According to Cox, the interpretive document offered by the European Union would grant no legally guaranteed right to exit the Irish Backstop in the event of a deal deadlock and triggered some aggressive selling pressure around the British Pound.

It leaves May facing an nearly certainly losing battle to overturn the 230 majority defeat of her deal in tonight's meaningful vote.

MPs will now vote at 1900 GMT on Wednesday on whether Britain should quit the world's biggest trading bloc without a deal, a scenario that business leaders warn would bring chaos to markets and supply chains, and other critics say could cause shortages of food and medicines.

Conservative lawmaker Nicky Morgan said May's position will become "less and less tenable" if she suffers more defeats in Parliament this week.

But the main opposition Labour Party maintained its opposition to the deal. May's political spokesman said she had not discussed resigning.

The prime minister, hoarse after Monday's late-night talks, told MPs: "Let me be clear".

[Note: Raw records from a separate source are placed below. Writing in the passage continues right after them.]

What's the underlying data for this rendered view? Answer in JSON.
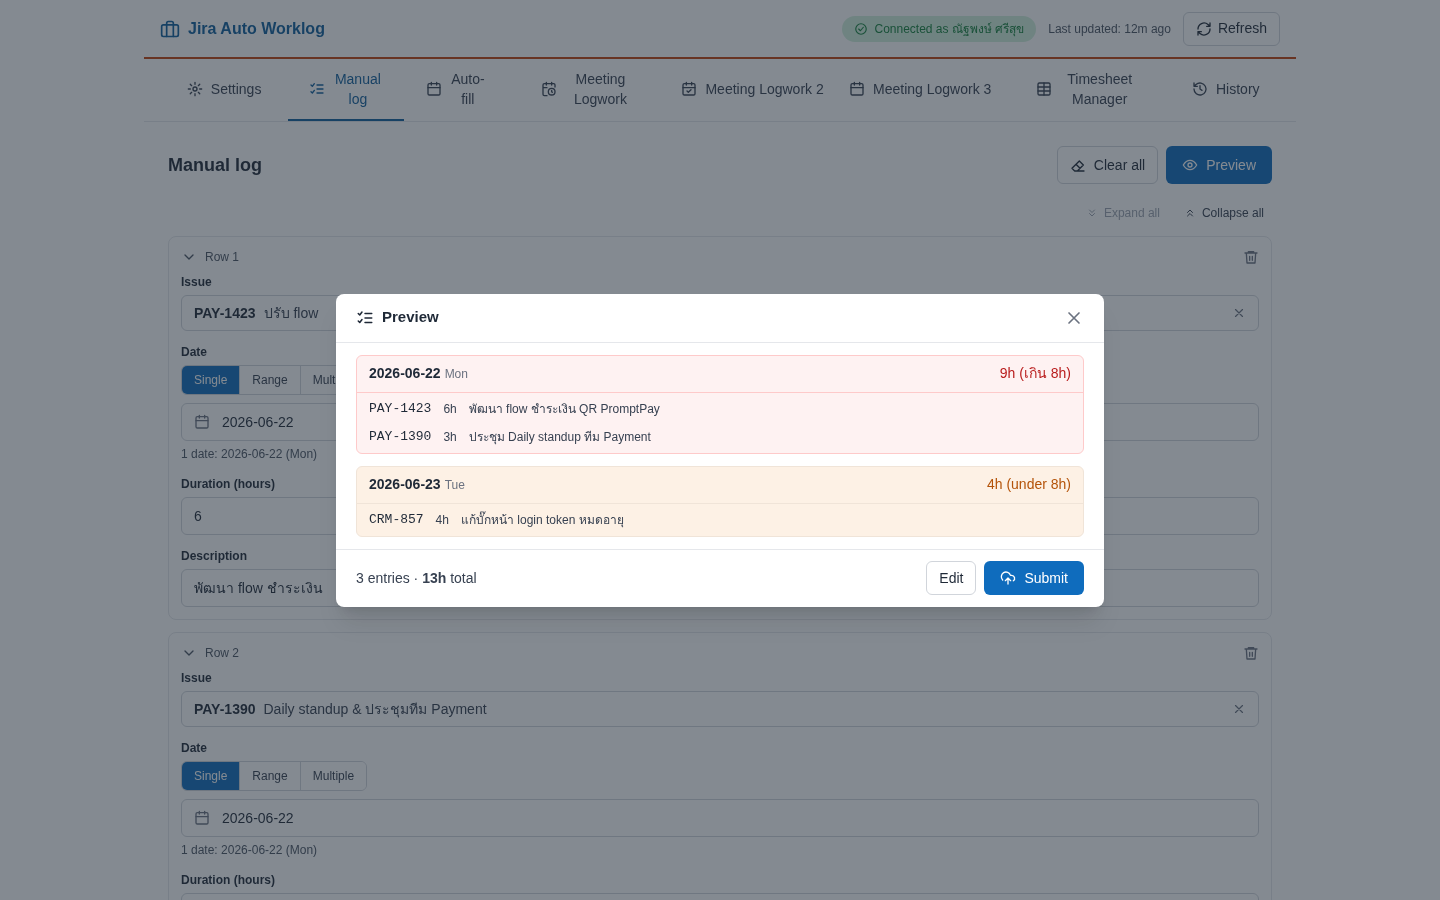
{
  "header": {
    "title": "Jira Auto Worklog",
    "connection": "Connected as ณัฐพงษ์ ศรีสุข",
    "last_updated": "Last updated: 12m ago",
    "refresh_button": "Refresh"
  },
  "tabs": [
    {
      "label": "Settings",
      "selected": false
    },
    {
      "label": "Manual log",
      "selected": true
    },
    {
      "label": "Auto-fill",
      "selected": false
    },
    {
      "label": "Meeting Logwork",
      "selected": false
    },
    {
      "label": "Meeting Logwork 2",
      "selected": false
    },
    {
      "label": "Meeting Logwork 3",
      "selected": false
    },
    {
      "label": "Timesheet Manager",
      "selected": false
    },
    {
      "label": "History",
      "selected": false
    }
  ],
  "page_title": "Manual log",
  "clear_all_button": "Clear all",
  "preview_button": "Preview",
  "expand_all": {
    "label": "Expand all",
    "disabled": true
  },
  "collapse_all": {
    "label": "Collapse all",
    "disabled": false
  },
  "rows": [
    {
      "title": "Row 1",
      "expanded": true,
      "issue_label": "Issue",
      "issue_key": "PAY-1423",
      "issue_summary": "ปรับ flow",
      "date_label": "Date",
      "date_modes": [
        {
          "label": "Single",
          "selected": true
        },
        {
          "label": "Range",
          "selected": false
        },
        {
          "label": "Mult",
          "selected": false
        }
      ],
      "date_value": "2026-06-22",
      "date_note": "1 date: 2026-06-22 (Mon)",
      "duration_label": "Duration (hours)",
      "duration": "6",
      "description_label": "Description",
      "description": "พัฒนา flow ชำระเงิน"
    },
    {
      "title": "Row 2",
      "expanded": true,
      "issue_label": "Issue",
      "issue_key": "PAY-1390",
      "issue_summary": "Daily standup & ประชุมทีม Payment",
      "date_label": "Date",
      "date_modes": [
        {
          "label": "Single",
          "selected": true
        },
        {
          "label": "Range",
          "selected": false
        },
        {
          "label": "Multiple",
          "selected": false
        }
      ],
      "date_value": "2026-06-22",
      "date_note": "1 date: 2026-06-22 (Mon)",
      "duration_label": "Duration (hours)"
    }
  ],
  "modal": {
    "title": "Preview",
    "days": [
      {
        "date": "2026-06-22",
        "weekday": "Mon",
        "total": "9h (เกิน 8h)",
        "over_limit": true,
        "entries": [
          {
            "key": "PAY-1423",
            "hours": "6h",
            "description": "พัฒนา flow ชำระเงิน QR PromptPay"
          },
          {
            "key": "PAY-1390",
            "hours": "3h",
            "description": "ประชุม Daily standup ทีม Payment"
          }
        ]
      },
      {
        "date": "2026-06-23",
        "weekday": "Tue",
        "total": "4h (under 8h)",
        "over_limit": false,
        "entries": [
          {
            "key": "CRM-857",
            "hours": "4h",
            "description": "แก้บั๊กหน้า login token หมดอายุ"
          }
        ]
      }
    ],
    "summary": "3 entries · **13h** total",
    "edit_button": "Edit",
    "submit_button": "Submit"
  }
}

If MPs opt for extending article 50 to continue deliberations, it still will not solve the problems May's government is facing.

"Is this incompetence or is this just contempt for Parliament?" opposition Labour MP Yvette Cooper asked on Monday. Does it want to hold a second referendum?

Juncker on Monday said a delay beyond European Parliament elections at the end of May would mean Britain would have to take part in the polls.

Labour MPs have been calling for clarification on what will happen on March 29 - the day the United Kingdom is scheduled to officially leave the EU.

Irish Prime Minister Leo Varadkar said the deal agreed Monday night provided "additional clarity, reassurance and guarantees sought by some to eliminate doubt or fears, however unreal, that the goal was to trap the United Kingdom indefinitely in the backstop".

Sterling fell as much as 2 cents on Cox's advice, which was seen as reducing the chance that May's deal will be approved by parliament.

In it, Mr Cox said that documents agreed in Strasbourg "reduce the risk that the United Kingdom could be indefinitely and involuntarily detained" in the backstop by European Union bad faith or a failure by Brussels to use its "best endeavours" to negotiate a permanent deal on the future relationship.

His advice deals a significant blow to Mrs May's hopes of overturning the 230-vote of her Withdrawal Agreement in the second "meaningful vote" on the deal in the House of Commons tonight.

The House of Commons overwhelmingly rejected the original agreement in January.

"If MPs vote for Theresa May's Brexit deal, we edge closer to understanding exactly how and when Brexit will play out but whether that is positive or negative for the pound depends on the deal itself". May can try to seek further changes from the EU.